Few envisioned it as capable of eliminating the gender gap that pervaded collegiate athletics. But last week, the Education Department put stronger fangs into Title IX by publishing rules requiring universities to report how much money they spend for men's and women's intercollegiate athletics.
These guidelines will make it easier to prove discrimination charges under Title IX, a law which requires equal opportunity for male and female athletes and was first tried in court by the Brown women's volleyball team in 1990.
"If expenditures show drastically better treatment for men than women, then that can make a huge difference under the law," Arthur Bryant of Trial Lawyers for Public Justice said in the New York Times.
Under the new provisions, schools will be required to publicly disclose participation rates and financial support every year starting on October 1, 1996.
Although it is too early to tell, these new rules will probably have a negligible impact on Harvard's programs. The Department reports that it has never been under a Title IX investigation nor has it ever received a complaint of Title IX discrimination. A major investment in the fall of 1993 helped keep Harvard's record clean, when the University gave $200,000 to five different women's teams.
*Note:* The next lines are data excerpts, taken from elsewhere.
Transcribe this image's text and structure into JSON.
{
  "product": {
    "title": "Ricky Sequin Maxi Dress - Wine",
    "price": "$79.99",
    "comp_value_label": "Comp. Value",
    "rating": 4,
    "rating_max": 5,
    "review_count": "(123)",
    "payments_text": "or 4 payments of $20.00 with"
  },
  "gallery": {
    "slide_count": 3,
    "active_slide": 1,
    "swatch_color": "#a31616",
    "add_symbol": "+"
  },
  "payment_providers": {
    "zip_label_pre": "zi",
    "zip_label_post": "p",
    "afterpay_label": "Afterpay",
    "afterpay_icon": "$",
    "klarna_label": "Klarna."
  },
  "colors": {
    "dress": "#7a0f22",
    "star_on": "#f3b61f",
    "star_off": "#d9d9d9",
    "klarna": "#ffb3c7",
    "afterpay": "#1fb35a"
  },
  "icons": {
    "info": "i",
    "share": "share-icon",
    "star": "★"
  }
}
Radcliffe crew coach Liz O'Leary agreed with Bryant's statement and lauded Harvard for its commitment to gender equal athletics.
"I am confident that we [Harvard] are in compliance with Title IX and do not expect to see any glaring discrepancies between the programs [men's and women's]," O'Leary said.
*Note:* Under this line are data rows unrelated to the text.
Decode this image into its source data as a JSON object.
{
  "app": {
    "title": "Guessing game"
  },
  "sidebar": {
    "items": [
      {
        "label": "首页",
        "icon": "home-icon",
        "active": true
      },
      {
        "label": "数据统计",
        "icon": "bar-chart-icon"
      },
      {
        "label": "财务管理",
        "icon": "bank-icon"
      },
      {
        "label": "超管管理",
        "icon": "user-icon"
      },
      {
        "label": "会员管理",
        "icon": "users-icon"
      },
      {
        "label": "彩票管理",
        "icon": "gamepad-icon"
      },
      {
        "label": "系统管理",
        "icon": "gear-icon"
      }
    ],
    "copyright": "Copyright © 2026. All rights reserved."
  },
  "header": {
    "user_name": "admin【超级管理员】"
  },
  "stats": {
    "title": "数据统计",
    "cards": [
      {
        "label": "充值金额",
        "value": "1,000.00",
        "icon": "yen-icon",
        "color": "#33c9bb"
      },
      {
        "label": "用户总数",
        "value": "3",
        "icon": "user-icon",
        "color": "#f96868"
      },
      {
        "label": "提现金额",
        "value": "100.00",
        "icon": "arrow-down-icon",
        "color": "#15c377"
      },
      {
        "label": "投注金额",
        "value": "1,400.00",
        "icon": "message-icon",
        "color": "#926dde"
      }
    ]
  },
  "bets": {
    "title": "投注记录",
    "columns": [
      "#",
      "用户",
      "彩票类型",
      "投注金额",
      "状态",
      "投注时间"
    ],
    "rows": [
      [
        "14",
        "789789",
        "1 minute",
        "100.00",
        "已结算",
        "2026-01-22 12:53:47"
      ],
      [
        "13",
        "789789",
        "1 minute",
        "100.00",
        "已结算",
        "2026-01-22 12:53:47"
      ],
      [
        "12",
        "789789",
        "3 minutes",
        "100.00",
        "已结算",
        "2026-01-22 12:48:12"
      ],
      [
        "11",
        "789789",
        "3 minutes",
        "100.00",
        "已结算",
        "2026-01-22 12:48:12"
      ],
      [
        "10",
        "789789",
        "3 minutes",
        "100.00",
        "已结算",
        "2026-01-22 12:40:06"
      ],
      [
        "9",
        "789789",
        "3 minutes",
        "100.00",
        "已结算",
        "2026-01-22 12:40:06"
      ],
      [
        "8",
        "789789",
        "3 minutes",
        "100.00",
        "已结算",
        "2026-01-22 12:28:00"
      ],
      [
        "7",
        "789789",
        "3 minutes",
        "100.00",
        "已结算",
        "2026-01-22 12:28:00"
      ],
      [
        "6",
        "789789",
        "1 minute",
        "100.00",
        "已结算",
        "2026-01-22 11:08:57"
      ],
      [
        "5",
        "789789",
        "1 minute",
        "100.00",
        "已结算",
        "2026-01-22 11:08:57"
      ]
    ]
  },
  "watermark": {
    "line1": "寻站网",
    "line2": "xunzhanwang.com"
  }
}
Though coaches agree on Harvard's compliance, they are split on whether these regulations will really benefit Title IX. Women's basketball coach Kathy Delaney Smith views this as an opportunity to make administrators nationwide more aware of the presence of discrimination in collegiate athletics.
"Women's programs need more money so that they can attract the marketing and support staff necessary to be competitive," Delaney Smith said.
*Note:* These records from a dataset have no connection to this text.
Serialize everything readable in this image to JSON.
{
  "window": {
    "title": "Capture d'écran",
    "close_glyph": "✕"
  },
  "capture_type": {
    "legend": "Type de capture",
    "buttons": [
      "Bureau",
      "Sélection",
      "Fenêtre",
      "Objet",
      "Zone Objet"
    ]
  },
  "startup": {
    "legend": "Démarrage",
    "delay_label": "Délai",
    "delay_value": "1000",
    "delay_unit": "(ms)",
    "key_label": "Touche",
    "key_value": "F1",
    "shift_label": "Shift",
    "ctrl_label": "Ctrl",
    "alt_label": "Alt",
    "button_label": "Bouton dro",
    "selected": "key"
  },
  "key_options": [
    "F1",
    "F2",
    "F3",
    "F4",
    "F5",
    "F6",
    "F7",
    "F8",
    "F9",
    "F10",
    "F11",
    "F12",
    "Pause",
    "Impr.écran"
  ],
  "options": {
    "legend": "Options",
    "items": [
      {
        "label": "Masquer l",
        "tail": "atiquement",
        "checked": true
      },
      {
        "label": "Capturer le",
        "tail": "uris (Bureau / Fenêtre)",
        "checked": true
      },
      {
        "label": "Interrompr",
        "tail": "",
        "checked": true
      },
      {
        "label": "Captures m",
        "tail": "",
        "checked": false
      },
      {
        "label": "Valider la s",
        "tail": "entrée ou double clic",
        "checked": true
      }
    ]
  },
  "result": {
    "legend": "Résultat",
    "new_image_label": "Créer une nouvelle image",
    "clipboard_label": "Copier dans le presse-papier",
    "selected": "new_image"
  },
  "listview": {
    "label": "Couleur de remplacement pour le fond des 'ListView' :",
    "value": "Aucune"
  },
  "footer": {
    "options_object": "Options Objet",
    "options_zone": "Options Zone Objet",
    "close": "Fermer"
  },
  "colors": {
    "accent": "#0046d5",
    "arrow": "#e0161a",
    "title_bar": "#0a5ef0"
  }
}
Other coaches, such as women's soccer coach Tim Wheaton, view financial support as an inadequate measure of university backing for their programs.
They argue that some sports (lacrosse, hockey, etc.) require different equipment for men's and women's teams which would be reflected in monetary allocation differences for the two programs. Also, travel schedules vary widely for teams depending on where tough competition is located.
"There are so many other variables at work that it is impossible to equate money with commitment," Wheaton said.
A final school of coaches finds the provisions a benefit for the cause of gender equality in athletics, but do not see it as relevant to their sport.
Although Title IX may not directly affect Harvard athletics, many coaches see a long-term impact in terms of increased competition in women's athletics.
"These new rules will have a huge impact at other schools," Delaney Smith said.
The level of impact will depend on the type of sport. In recruitment-based sports, such as basketball, the effects will be felt primarily in its ability to attract top athletes. With more money in their programs, other schools will have more leverage to draw sponsors and offer lucrative packages to athletes.
Other sports, such as crew, will not have that problem due to their limited recruiting efforts. These sports, which can usually be picked up in college with little prior experience, succeed more through on-campus recruiting efforts than from going outside Harvard for athletes.
"We will just have to be stronger and faster, which has nothing to do with money," O'Leary said.
For most programs, the increase in the number of teams since the Title IX passage is even more important than the money issue.
"We have already seen an incredible growth in the number of soccer programs as a result of Title IX," Wheaton said.
The increased number of teams has brought a greater interest among women in sports that they would not have previously considered. Consequently, the level of competition has grown.
No matter what the final impact of Title IX is for Harvard, nearly all coaches agree that it is a step in the right direction for intercollegiate athletics.
"After coaching for 30 years, most of it in discriminatory settings, I am thrilled to see these moves toward gender equality," Delaney Smith said.
By putting teeth into Title IX, these provisions have gone for the jugular of athletic discrimination and may well have sealed its demise.